Mais culturellement, Backrooms fonctionne comme une légende collective. Sa force vient du fait que beaucoup de personnes ont pu y entrer, ajouter une idée, créer une image, imaginer un niveau ou raconter une histoire.

C’est cette ouverture qui l’a rendu célèbre.

La difficulté pour A24, et pour tous les studios qui s’intéressent aux mythes d’Internet, est donc de protéger leurs films sans étouffer la culture qui les a rendus possibles.

Conclusion : Backrooms est devenu plus qu’un film

La controverse autour de Backrooms n’est pas seulement une histoire de copyright.

Elle montre ce qui arrive quand une légende d’Internet devient une franchise hollywoodienne.

A24 a prouvé que les mythes nés en ligne pouvaient devenir de grands succès de cinéma.

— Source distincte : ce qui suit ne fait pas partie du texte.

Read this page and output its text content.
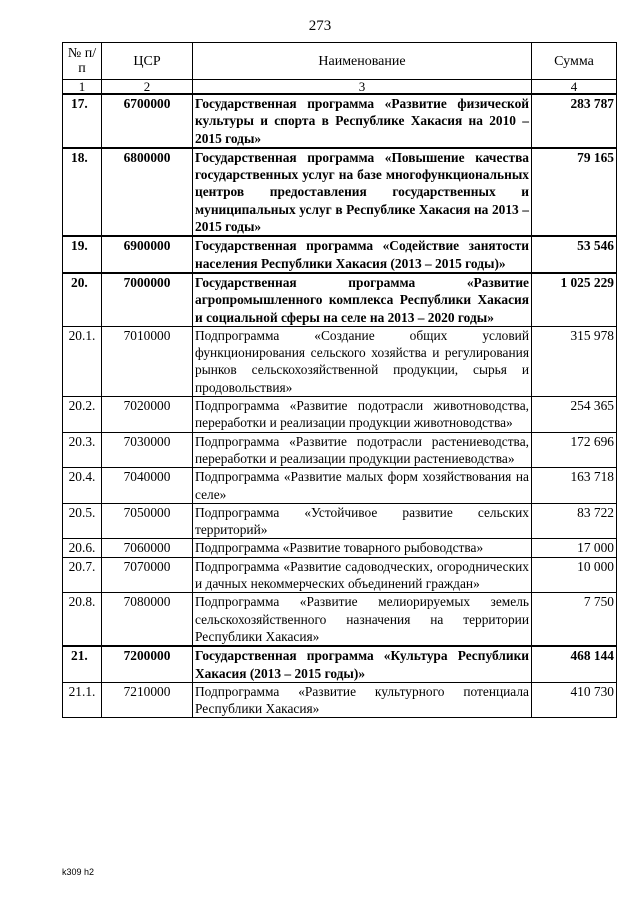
273
№ п/п	ЦСР	Наименование	Сумма
1	2	3	4
17.	6700000	Государственная программа «Развитие физической культуры и спорта в Республике Хакасия на 2010 – 2015 годы»	283 787
18.	6800000	Государственная программа «Повышение качества государственных услуг на базе многофункциональных центров предоставления государственных и муниципальных услуг в Республике Хакасия на 2013 – 2015 годы»	79 165
19.	6900000	Государственная программа «Содействие занятости населения Республики Хакасия (2013 – 2015 годы)»	53 546
20.	7000000	Государственная программа «Развитие агропромышленного комплекса Республики Хакасия и социальной сферы на селе на 2013 – 2020 годы»	1 025 229
20.1.	7010000	Подпрограмма «Создание общих условий функционирования сельского хозяйства и регулирования рынков сельскохозяйственной продукции, сырья и продовольствия»	315 978
20.2.	7020000	Подпрограмма «Развитие подотрасли животноводства, переработки и реализации продукции животноводства»	254 365
20.3.	7030000	Подпрограмма «Развитие подотрасли растениеводства, переработки и реализации продукции растениеводства»	172 696
20.4.	7040000	Подпрограмма «Развитие малых форм хозяйствования на селе»	163 718
20.5.	7050000	Подпрограмма «Устойчивое развитие сельских территорий»	83 722
20.6.	7060000	Подпрограмма «Развитие товарного рыбоводства»	17 000
20.7.	7070000	Подпрограмма «Развитие садоводческих, огороднических и дачных некоммерческих объединений граждан»	10 000
20.8.	7080000	Подпрограмма «Развитие мелиорируемых земель сельскохозяйственного назначения на территории Республики Хакасия»	7 750
21.	7200000	Государственная программа «Культура Республики Хакасия (2013 – 2015 годы)»	468 144
21.1.	7210000	Подпрограмма «Развитие культурного потенциала Республики Хакасия»	410 730
k309 h2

Mais cette réussite vient avec une responsabilité : comprendre que la communauté n’est pas seulement un public à vendre.

Elle fait partie de l’origine même de l’œuvre.

Backrooms fait peur parce qu’on a l’impression d’entrer dans un lieu déjà vu, sans savoir qui l’a construit. Aujourd’hui, la même question se pose à propos de sa culture.

Qui a construit Backrooms ?

La réponse la plus honnête est peut-être : Internet tout entier.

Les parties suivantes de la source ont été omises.